Elara let out a soft, playful huff, leaning her weight against him. "It's your fault, Seb. Last night we went at it several times, even after the doctor reminded us to take it easy during early pregnancy. You're going to exhaust me before the baby even gets here." 

The words hit Amara like a physical blow to the stomach, knocking the wind out of her. She had spent years trying to conceive with Sebastian, through doctors' appointments and tearful nights, only to be told it "just wasn't their time." And all the while, he was planting a garden in another woman's soil. 

The room began to spin. Through the crack in the door, she saw Sebastian lean down, his mouth devouring Elara's in a heated, possessive kiss. It wasn't just a betrayal; it was a replacement. 

Nausea surged in her throat. Amara stumbled back, her vision blurred by a fresh wave of scalding tears. She needed to get away, to run until her lungs burned, but as she turned to flee the hallway, her arm caught the edge of a pedestal. 

The Ming vase a piece Sebastian had bought her to "celebrate their fifth year" teetered for a heartbeat before crashing onto the marble floor. 

CRACK. 

The sound was like a gunshot in the silent lobby. 

Inside the room, the kissing stopped instantly. 

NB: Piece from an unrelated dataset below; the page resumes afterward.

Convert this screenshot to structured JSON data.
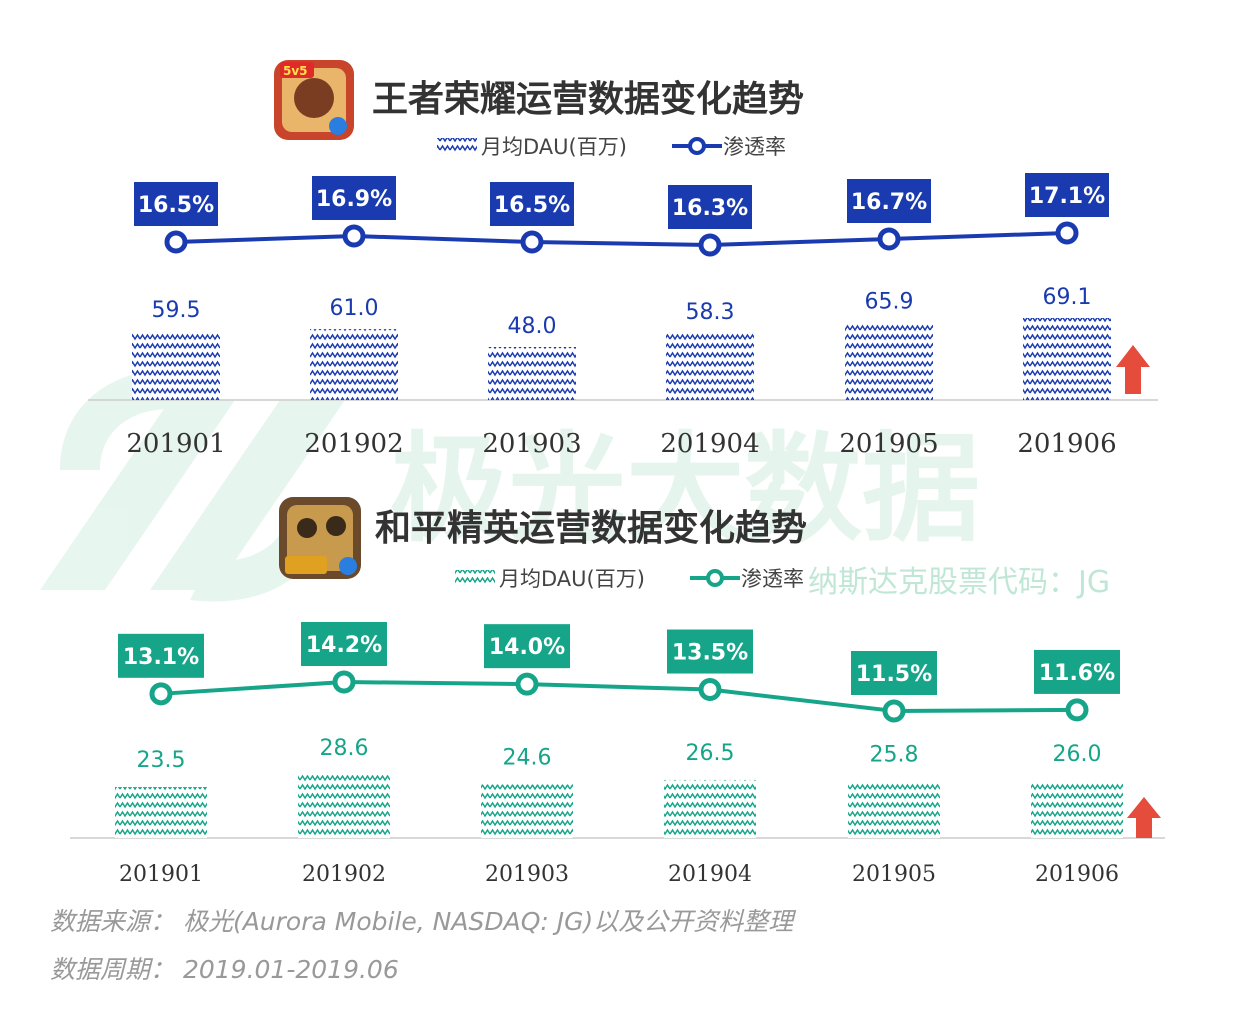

"Who's there?" Sebastian's voice sharp and authoritative, the "protective husband" mask snapping back into place even as he untangled himself from his mistress. 

Amara froze, her boots standing in a sea of jagged porcelain shards. The heavy oak doors swung wide, and there stood Sebastian, his shirt slightly untucked, his lips still flushed from Elara's kiss. Behind him, Elara smoothed her hair, her eyes narrowing around.